Sementara itu, kamar belakang terbuat dari papan kalsibot berkerangka kayu dan bambu. Kamar itu sebagai tempat tidur sudari.
Kondisinya pun tak jauh beda dengan kamar depan. Kedua kamar itu masing masing berukuran 2×2 meter. Di antara dua kamar itu terdapat ruang kosong serba guna.
Ruang kosong itu, digunakan sebagai tempat jemuran, cuci piring, dan tempat mandi tanpa jamban. Gubuk reyot itu hanya berlantai tanah yang lembab.

Mirisnya, Sudari dan kedua cucu perempuannya itu tinggal di pusat kota dan satu kelurahan dengan Kantor Bupati dan hanya beberapa meter dari Pendopo Bupati.

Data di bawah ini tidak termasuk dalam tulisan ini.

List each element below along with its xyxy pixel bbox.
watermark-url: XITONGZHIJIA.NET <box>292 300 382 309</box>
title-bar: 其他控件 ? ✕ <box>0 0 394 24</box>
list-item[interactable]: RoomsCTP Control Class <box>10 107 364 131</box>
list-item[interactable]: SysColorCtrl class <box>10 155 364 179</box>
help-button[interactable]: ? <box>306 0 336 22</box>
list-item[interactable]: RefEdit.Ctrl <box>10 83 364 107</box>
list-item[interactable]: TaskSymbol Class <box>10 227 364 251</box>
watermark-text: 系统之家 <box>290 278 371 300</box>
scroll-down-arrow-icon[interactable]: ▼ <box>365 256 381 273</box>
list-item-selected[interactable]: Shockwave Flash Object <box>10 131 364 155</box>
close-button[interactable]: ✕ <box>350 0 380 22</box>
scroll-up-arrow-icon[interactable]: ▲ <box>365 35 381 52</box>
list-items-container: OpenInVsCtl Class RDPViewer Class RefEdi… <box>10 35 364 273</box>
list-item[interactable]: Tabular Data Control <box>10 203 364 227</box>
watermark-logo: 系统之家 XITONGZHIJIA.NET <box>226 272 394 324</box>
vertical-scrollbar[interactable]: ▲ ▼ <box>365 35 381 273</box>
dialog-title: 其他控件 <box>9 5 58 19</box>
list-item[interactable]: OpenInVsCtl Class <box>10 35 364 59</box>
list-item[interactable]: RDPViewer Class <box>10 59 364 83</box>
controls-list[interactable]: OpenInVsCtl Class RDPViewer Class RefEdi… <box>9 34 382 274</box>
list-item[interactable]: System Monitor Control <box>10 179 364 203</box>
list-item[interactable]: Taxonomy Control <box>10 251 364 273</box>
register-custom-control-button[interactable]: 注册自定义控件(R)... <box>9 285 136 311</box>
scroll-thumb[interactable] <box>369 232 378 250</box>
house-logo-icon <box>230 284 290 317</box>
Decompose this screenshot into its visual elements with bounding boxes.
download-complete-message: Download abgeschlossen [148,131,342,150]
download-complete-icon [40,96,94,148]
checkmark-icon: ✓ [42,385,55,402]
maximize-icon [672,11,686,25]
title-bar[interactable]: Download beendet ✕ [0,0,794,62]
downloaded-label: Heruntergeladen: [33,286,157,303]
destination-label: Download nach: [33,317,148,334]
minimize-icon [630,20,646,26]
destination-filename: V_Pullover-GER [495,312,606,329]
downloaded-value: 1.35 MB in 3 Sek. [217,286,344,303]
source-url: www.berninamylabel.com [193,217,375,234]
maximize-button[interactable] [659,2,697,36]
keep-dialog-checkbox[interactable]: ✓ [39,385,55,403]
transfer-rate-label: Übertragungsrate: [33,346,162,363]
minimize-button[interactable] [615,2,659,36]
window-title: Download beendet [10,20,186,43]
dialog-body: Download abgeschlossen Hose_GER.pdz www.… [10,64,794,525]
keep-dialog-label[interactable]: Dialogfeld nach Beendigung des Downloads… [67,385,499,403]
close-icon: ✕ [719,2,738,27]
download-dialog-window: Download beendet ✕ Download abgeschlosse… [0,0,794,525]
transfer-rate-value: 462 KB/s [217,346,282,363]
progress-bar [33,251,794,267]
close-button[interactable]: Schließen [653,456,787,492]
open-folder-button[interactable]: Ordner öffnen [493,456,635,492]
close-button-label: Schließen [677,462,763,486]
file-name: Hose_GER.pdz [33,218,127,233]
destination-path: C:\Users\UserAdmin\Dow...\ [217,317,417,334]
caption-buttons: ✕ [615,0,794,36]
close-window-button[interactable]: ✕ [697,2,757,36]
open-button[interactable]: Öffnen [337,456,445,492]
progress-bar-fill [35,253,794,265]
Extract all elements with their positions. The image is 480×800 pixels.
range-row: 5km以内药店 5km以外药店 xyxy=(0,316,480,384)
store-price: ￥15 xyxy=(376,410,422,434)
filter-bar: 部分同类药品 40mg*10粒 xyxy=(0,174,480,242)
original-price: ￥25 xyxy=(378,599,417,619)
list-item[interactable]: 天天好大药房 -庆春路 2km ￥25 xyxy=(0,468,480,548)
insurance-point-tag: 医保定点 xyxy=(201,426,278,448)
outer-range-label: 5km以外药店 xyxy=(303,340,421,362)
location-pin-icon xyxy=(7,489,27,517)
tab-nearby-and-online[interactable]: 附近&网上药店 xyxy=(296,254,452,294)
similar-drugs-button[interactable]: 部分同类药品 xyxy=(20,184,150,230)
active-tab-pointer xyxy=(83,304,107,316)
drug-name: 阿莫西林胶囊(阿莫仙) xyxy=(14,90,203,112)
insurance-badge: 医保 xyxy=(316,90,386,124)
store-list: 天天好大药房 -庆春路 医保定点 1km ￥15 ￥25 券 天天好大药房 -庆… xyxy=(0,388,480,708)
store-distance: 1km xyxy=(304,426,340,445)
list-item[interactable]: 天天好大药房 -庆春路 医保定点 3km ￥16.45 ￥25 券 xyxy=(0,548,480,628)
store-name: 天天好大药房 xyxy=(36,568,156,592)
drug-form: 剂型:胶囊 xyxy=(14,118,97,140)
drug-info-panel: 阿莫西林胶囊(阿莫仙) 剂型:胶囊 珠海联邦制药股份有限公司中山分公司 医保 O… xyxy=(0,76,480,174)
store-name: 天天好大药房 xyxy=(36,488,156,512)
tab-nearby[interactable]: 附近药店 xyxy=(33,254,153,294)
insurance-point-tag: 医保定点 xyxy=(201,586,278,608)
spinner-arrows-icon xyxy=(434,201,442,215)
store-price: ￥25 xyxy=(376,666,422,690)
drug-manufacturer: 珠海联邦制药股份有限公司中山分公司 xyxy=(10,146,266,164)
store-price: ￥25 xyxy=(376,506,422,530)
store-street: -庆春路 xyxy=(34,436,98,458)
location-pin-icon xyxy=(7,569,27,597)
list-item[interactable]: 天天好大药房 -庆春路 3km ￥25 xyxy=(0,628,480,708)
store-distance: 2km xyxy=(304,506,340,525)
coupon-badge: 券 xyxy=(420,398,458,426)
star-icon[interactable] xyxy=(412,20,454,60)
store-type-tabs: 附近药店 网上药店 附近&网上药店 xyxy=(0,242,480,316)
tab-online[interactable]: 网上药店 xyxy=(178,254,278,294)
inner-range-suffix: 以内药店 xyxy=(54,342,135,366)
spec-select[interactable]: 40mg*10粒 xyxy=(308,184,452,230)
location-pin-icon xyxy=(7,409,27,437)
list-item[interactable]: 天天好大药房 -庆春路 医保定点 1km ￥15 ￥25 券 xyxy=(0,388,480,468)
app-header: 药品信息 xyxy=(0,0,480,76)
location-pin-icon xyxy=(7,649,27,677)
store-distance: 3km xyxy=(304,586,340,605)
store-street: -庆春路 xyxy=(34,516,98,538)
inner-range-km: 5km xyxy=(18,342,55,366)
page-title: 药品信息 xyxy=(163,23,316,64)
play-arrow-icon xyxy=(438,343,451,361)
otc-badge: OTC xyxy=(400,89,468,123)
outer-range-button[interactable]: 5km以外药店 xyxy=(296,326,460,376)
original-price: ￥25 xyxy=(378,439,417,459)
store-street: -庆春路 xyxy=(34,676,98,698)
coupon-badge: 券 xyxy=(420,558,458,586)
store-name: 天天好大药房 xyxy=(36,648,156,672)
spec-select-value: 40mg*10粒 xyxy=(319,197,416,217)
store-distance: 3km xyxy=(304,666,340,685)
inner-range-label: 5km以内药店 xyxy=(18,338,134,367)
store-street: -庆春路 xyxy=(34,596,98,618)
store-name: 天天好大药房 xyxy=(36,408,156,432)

“Saya tinggal bareng sama dua cucu. Orangtua mereka pisah pergi. Mereka memilih tinggal bersama saya. Suami saya meninggal dari tahun 2008,” kata Sudari ditemui di rumahnya, Jumat 7 Maret 2025.
Untuk kebutuhan sehari-hari, Sudari mengandalkan cucu pertamanya yang ikut bekerja di kantin sekolah. Dia mengaku sejak sering mengalami sakit-sakitan, tak lagi berkerja sebagai buruh cuci.
Sudari mengaku selama ini tinggal di gubuk itu dengan segala kepasrahan. Ia pun tak berharap banyak dari belas kasihan orang-orang.
“Dulu jadi buruh cuci dan kerja lainnya. Sekarang sudah sakit-sakitan dan tidak bisa kerja lagi,” lanjut dia.